Josef Moser (51) ist seit drei Jahren oberster Kontrollor der Republik, sein Mandat endet Mitte 2016. Foto: WZ/Strasser

Von Walter Hämmerle

Aufzählung ÖBB und Asfinag: Moser warnt vor Unvereinbarkeit.
Aufzählung RH sieht sich durch U-Ausschüsse bestätigt.
Aufzählung Plädoyer für mehr Transparenz bei Parteispenden.

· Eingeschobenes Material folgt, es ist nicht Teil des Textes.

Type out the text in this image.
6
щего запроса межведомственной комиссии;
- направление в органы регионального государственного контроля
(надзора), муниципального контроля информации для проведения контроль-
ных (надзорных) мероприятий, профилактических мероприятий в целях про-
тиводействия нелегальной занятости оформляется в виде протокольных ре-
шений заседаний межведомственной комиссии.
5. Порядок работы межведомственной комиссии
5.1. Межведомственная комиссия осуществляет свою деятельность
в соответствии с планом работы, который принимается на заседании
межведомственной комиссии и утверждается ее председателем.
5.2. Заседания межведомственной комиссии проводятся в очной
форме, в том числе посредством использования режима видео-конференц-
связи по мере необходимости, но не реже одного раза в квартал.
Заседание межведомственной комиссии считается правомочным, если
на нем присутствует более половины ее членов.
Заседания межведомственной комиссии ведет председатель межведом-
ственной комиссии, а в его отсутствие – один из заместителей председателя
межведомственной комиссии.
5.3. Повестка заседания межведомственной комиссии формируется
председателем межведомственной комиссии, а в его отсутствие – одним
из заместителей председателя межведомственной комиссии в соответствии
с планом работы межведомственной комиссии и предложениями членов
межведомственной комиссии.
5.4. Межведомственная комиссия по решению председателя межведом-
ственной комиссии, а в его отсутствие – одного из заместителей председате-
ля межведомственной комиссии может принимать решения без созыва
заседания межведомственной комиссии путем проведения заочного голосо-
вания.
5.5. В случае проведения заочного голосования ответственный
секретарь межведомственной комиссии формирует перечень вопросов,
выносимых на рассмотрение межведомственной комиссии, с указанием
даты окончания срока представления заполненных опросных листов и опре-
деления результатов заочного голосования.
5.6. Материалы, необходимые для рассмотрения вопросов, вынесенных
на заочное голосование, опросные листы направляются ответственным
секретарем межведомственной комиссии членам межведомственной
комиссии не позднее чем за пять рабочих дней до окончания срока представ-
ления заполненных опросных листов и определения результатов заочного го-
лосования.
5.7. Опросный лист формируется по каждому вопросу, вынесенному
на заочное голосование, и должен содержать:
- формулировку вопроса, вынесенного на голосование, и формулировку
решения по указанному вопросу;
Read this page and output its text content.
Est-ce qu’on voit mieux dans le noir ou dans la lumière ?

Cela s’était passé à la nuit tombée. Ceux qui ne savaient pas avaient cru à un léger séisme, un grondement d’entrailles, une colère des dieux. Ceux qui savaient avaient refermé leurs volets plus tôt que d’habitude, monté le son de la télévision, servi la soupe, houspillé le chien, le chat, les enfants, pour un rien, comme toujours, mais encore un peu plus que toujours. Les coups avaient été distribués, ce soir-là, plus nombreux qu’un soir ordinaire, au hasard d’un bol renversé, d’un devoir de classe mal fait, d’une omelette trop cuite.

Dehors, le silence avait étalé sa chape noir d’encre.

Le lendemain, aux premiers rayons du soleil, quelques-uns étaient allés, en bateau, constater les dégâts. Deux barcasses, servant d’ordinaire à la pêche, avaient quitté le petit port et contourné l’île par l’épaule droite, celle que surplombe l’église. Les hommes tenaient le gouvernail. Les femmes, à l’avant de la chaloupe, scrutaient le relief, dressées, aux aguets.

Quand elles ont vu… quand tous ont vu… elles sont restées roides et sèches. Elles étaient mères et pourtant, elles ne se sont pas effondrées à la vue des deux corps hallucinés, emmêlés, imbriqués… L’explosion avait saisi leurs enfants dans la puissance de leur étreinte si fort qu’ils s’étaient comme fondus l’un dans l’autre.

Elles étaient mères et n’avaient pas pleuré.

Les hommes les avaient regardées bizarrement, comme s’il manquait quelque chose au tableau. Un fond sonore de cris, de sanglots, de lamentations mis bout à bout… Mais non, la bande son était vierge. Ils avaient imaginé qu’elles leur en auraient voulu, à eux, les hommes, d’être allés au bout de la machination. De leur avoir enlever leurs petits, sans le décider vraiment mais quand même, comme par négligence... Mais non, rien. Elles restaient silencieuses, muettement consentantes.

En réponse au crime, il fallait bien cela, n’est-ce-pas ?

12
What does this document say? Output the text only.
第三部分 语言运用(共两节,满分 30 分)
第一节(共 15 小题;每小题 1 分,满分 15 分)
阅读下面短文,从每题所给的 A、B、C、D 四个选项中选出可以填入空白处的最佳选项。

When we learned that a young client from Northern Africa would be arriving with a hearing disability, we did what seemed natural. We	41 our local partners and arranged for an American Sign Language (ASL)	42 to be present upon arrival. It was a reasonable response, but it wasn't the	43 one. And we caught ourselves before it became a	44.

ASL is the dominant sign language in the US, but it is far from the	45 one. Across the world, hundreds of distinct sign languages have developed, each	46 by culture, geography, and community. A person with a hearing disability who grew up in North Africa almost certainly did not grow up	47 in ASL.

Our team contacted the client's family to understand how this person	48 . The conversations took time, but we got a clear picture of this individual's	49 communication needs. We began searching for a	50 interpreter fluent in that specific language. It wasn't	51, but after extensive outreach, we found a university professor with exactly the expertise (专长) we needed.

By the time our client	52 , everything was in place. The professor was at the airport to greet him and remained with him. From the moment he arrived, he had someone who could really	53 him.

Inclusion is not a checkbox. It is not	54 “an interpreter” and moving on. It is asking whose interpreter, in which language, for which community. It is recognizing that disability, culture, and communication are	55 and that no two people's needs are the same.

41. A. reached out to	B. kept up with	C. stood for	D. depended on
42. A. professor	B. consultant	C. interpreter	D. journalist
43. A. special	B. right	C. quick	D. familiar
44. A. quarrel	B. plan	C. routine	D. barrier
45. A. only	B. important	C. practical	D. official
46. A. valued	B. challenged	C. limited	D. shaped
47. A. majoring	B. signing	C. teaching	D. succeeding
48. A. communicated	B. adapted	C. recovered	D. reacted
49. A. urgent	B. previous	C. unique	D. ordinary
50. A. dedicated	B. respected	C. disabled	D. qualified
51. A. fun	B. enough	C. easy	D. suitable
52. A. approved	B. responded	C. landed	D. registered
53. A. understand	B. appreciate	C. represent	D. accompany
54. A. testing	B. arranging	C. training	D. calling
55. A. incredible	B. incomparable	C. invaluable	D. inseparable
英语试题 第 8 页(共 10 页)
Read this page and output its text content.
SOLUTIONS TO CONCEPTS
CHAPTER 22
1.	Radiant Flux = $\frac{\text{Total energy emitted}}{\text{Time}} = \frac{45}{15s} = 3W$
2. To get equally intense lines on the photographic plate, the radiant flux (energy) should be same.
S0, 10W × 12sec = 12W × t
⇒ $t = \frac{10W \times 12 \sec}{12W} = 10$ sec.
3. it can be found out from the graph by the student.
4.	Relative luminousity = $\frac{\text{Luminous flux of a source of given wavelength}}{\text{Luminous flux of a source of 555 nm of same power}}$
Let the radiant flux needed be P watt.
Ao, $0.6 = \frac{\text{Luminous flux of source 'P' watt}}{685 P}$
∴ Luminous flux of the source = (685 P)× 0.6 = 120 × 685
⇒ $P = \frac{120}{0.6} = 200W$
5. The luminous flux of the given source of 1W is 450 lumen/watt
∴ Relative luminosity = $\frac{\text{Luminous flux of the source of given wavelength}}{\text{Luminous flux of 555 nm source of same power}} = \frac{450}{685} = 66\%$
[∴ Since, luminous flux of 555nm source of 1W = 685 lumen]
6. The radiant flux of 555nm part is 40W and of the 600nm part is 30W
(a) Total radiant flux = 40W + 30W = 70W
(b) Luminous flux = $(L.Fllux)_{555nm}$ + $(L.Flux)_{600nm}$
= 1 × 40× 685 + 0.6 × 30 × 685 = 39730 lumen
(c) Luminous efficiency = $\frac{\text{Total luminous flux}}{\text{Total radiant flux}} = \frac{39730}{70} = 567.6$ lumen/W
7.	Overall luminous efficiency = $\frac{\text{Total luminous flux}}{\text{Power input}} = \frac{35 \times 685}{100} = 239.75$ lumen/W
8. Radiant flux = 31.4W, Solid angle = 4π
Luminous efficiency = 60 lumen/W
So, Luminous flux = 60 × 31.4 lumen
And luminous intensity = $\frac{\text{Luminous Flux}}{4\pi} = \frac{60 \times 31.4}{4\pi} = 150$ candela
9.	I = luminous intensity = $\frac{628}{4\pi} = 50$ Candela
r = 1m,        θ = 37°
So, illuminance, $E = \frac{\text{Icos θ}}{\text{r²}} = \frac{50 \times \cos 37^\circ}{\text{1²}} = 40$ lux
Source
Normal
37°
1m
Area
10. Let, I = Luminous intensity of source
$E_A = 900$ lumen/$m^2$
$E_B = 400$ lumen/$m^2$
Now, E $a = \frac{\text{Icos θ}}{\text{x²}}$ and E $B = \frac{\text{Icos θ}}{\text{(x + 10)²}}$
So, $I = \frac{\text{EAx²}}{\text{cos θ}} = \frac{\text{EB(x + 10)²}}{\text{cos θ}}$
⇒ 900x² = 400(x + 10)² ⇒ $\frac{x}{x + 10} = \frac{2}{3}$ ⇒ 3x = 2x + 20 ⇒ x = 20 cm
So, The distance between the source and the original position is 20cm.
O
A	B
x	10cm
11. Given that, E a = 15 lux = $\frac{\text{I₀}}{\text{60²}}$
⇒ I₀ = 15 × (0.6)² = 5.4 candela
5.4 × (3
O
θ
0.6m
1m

"Wiener Zeitung": Angesichts der Schlagzeilen der letzten Monate – Stichwort Bawag-/ÖGB-Skandal, Banken-Ost-Aktivitäten, Hypo-Alpe-Adria-Bank und natürlich die Gerüchte rund um den Eurofighter-Vertrag – könnte man meinen, Österreich hat ein Problem mit Transparenz und Korruption.

Josef Moser: Kein Land ist sicher vor Korruption, aber laut Transparency International liegt Österreich unter den Top 10 von 116 Ländern.

In welchen Bereichen sehen Sie Handlungsbedarf?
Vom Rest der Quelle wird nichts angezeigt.